I've studied Latin, French, and German and here's what I've come to know: there's a reason why no one speaks Latin (it's impossible!) and the English language is much more similar to French both in terms of sentence structures, pronunciation, and etymology than German, despite the English language's Germanic roots. I think, though, that the one thing the English language did take from its Germanic base is the inclination to put the preposition at the end of the sentence.
Also, NEVER EVER use Wikipedia as a source of legit fact. I did some writing for National Geographic when I was younger and stupider and their Standards and Practices department beat the shit out of me for naively using Wikipedia as a source. My writing came back with many, many red marks chastising me about the wrong dates and historical inaccuracies I took from Wikipedia. Stick with Encyclopaedia Britannica even though it's not free. Don't trust things written by normal people. Except Wil. Who of course is exceptional.
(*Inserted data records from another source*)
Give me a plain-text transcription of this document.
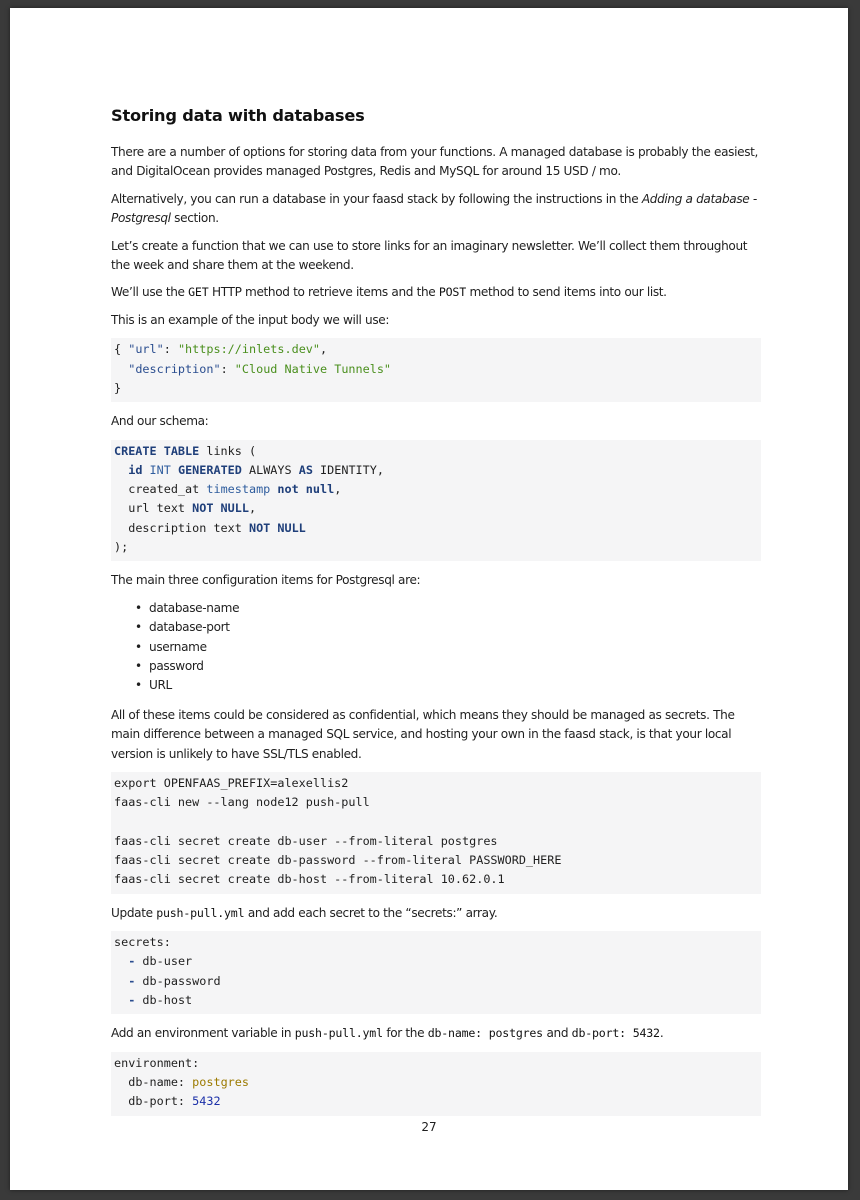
Storing data with databases

There are a number of options for storing data from your functions. A managed database is probably the easiest, and DigitalOcean provides managed Postgres, Redis and MySQL for around 15 USD / mo.

Alternatively, you can run a database in your faasd stack by following the instructions in the Adding a database - Postgresql section.

Let’s create a function that we can use to store links for an imaginary newsletter. We’ll collect them throughout the week and share them at the weekend.

We’ll use the GET HTTP method to retrieve items and the POST method to send items into our list.

This is an example of the input body we will use:

{ "url": "https://inlets.dev",
"description": "Cloud Native Tunnels"
}

And our schema:

CREATE TABLE links (
id INT GENERATED ALWAYS AS IDENTITY,
created_at timestamp not null,
url text NOT NULL,
description text NOT NULL
);

The main three configuration items for Postgresql are:

• database-name
• database-port
• username
• password
• URL

All of these items could be considered as confidential, which means they should be managed as secrets. The main difference between a managed SQL service, and hosting your own in the faasd stack, is that your local version is unlikely to have SSL/TLS enabled.

export OPENFAAS_PREFIX=alexellis2
faas-cli new --lang node12 push-pull

faas-cli secret create db-user --from-literal postgres
faas-cli secret create db-password --from-literal PASSWORD_HERE
faas-cli secret create db-host --from-literal 10.62.0.1

Update push-pull.yml and add each secret to the “secrets:” array.

secrets:
- db-user
- db-password
- db-host

Add an environment variable in push-pull.yml for the db-name: postgres and db-port: 5432.

environment:
db-name: postgres
db-port: 5432
27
Posted by:aeri | May 22, 2006 at 05:00 PM
It was cool to read your summarizing and coming to realizations and everything in this entry.
But I'm actually commenting here to ask a question: hypothetically, if I were going to buy Dancing Barefoot in the near future because I don't own it yet, what would be the method of purchasing that gives you as the author the most profit? If I buy it used, you've probably gotten whatever proceeds possible from that copy, right? But how does it affect the numbers if I buy it from Amazon as opposed to a brick and mortar store? I'm not asking for an econ lesson, but I believe in authors getting their hard-earned income as much as possible.